March 1, 2020 at 4:00 pm

CANCELED | Ping Institute | Cents and Sensibility: What Economics Can Learn from the Humanities, April 2

Gary Saul Morson and Morton Owen Schapiro, group portrait

Gary Saul Morson and Morton Owen Schapiro

Note: This event has been canceled.

The Charles J. Ping Institute for the Teaching of the Humanities hosts a faculty symposium on “Cents and Sensibility: What Economics Can Learn from the Humanities” on Thursday, April 2, at 5:30 p.m. in the Baker Center 1804 Lounge.

The symposium is led by Northwestern University’s Dr. Gary Saul Morson and President Morton Owen Schapiro.

  • Enrollment is limited and registration is required. Please RSVP to no later than 5 p.m., Monday, March 2.

Morson is the Lawrence B. Dumas Professor of the Arts and Humanities and a Professor of Slavic Languages and Literatures at Northwestern University. His work ranges over a variety of areas: literary theory (especially narrative); the history of ideas, both Russian and European; a variety of literary genres (especially satire, utopia, and the novel); and his favorite writers — Chekhov, Gogol, and, above all, Dostoevsky and Tolstoy. He is especially interested in the relation of literature to philosophy. He is the author of many articles and several books, including: Prosaics and other provocations; Empathy, open time, and the novel (2018); The Long and the short of it: From aphorism to novel, Narrative and Freedom (2012): The Shadows of Time (1996); Mikhail Bakhtin: Creation of a Prosaics (co-authored with Caryl Emerson, 1990); and Hidden in Plain View: Narrative and Creative Potentials in “War and Peace” (1988).

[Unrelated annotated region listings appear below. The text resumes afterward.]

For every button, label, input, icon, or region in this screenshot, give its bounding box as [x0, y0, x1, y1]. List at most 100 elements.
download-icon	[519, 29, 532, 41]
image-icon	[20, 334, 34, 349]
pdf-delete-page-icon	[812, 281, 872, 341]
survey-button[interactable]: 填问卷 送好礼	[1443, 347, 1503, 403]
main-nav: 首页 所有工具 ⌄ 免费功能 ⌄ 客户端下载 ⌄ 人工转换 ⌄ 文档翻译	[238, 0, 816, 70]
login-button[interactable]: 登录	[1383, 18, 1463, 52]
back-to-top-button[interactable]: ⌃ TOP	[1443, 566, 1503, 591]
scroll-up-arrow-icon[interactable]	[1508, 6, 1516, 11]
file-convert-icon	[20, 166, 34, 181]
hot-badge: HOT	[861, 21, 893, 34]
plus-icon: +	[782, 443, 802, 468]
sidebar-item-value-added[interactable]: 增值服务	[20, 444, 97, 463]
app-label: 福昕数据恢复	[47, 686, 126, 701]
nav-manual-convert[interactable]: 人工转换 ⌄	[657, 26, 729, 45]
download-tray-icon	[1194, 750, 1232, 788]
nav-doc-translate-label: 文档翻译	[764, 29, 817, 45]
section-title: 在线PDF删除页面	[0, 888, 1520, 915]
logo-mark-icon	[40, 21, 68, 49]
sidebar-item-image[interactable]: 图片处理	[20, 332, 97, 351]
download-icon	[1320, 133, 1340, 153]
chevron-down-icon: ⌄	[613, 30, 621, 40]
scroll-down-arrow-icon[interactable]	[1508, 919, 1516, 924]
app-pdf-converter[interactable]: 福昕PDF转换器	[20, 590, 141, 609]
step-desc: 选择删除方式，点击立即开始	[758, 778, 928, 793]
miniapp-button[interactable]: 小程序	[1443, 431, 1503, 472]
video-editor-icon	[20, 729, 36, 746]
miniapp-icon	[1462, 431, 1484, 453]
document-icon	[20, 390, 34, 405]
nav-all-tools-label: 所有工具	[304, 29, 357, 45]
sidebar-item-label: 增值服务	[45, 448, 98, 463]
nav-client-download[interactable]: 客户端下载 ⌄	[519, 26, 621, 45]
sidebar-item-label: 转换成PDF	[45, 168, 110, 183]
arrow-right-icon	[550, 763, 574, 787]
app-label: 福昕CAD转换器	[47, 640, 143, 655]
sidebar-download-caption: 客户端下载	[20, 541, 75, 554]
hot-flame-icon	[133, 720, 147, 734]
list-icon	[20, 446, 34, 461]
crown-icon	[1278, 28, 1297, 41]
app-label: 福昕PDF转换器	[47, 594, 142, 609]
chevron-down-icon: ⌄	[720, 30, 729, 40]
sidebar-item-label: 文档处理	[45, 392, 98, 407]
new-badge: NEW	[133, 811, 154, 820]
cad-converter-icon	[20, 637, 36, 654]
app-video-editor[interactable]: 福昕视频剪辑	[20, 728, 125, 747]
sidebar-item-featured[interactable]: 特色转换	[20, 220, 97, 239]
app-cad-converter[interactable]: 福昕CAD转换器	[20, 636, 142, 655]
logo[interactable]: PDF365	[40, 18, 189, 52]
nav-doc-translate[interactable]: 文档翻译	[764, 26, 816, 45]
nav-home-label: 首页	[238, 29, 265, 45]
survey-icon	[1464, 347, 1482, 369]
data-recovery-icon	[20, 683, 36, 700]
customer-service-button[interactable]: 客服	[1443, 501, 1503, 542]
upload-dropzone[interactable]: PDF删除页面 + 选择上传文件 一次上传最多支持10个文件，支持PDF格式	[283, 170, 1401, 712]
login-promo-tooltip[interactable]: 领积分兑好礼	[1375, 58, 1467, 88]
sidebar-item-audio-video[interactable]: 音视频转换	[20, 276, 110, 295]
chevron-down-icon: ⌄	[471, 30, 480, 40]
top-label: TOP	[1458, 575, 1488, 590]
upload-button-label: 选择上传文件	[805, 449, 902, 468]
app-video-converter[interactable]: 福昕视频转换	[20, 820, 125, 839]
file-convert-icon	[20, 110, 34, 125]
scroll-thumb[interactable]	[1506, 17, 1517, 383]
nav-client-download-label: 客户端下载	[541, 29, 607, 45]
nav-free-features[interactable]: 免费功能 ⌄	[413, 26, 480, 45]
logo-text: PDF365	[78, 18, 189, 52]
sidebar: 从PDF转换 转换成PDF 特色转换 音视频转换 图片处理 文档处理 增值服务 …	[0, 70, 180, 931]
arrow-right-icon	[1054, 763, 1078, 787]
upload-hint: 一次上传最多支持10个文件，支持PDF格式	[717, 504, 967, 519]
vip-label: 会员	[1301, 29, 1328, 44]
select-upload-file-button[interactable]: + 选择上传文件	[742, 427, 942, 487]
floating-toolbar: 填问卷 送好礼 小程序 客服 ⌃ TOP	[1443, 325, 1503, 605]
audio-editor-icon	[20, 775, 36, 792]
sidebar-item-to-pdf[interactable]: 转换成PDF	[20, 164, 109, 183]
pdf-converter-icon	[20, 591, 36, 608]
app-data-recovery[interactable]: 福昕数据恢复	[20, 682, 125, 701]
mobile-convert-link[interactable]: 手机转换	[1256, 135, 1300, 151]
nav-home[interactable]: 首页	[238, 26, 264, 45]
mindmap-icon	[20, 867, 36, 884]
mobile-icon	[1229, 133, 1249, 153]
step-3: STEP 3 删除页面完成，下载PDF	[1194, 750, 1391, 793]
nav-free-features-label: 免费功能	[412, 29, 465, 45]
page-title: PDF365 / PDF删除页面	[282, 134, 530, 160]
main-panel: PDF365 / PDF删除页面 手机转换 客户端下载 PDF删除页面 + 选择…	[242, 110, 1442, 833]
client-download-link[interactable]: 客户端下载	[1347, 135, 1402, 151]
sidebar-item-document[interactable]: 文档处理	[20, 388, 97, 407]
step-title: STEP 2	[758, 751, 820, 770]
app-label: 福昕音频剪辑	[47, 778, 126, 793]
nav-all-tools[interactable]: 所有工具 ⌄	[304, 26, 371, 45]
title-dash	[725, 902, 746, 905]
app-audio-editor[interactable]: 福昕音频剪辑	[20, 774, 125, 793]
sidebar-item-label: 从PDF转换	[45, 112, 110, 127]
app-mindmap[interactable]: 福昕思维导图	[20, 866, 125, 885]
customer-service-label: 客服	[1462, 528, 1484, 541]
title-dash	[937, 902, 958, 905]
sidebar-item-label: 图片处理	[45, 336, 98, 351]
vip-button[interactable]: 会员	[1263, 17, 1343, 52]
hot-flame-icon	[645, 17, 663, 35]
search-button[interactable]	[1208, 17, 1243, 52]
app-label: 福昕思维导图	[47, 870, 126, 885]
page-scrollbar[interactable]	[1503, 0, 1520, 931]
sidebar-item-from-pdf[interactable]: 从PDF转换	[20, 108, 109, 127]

Schapiro is the 16th president of Northwestern University, and is a professor of economics in Northwestern’s Judd A. and Marjorie Weinberg College of Arts and Sciences and also holds appointments in the J. L. Kellogg School of Management and the School of Education and Social Policy. He has written many articles and several books, including: The Student Aid Game: Meeting Need and Rewarding Talent in American Higher Education (with Michael McPherson, 1998); Keeping College Affordable: Government and Educational Opportunity (with Michael McPherson, 1991); and the edited volume: The Fabulous Future? America and the World in 2040 (with Gary Saul Morson, 2015).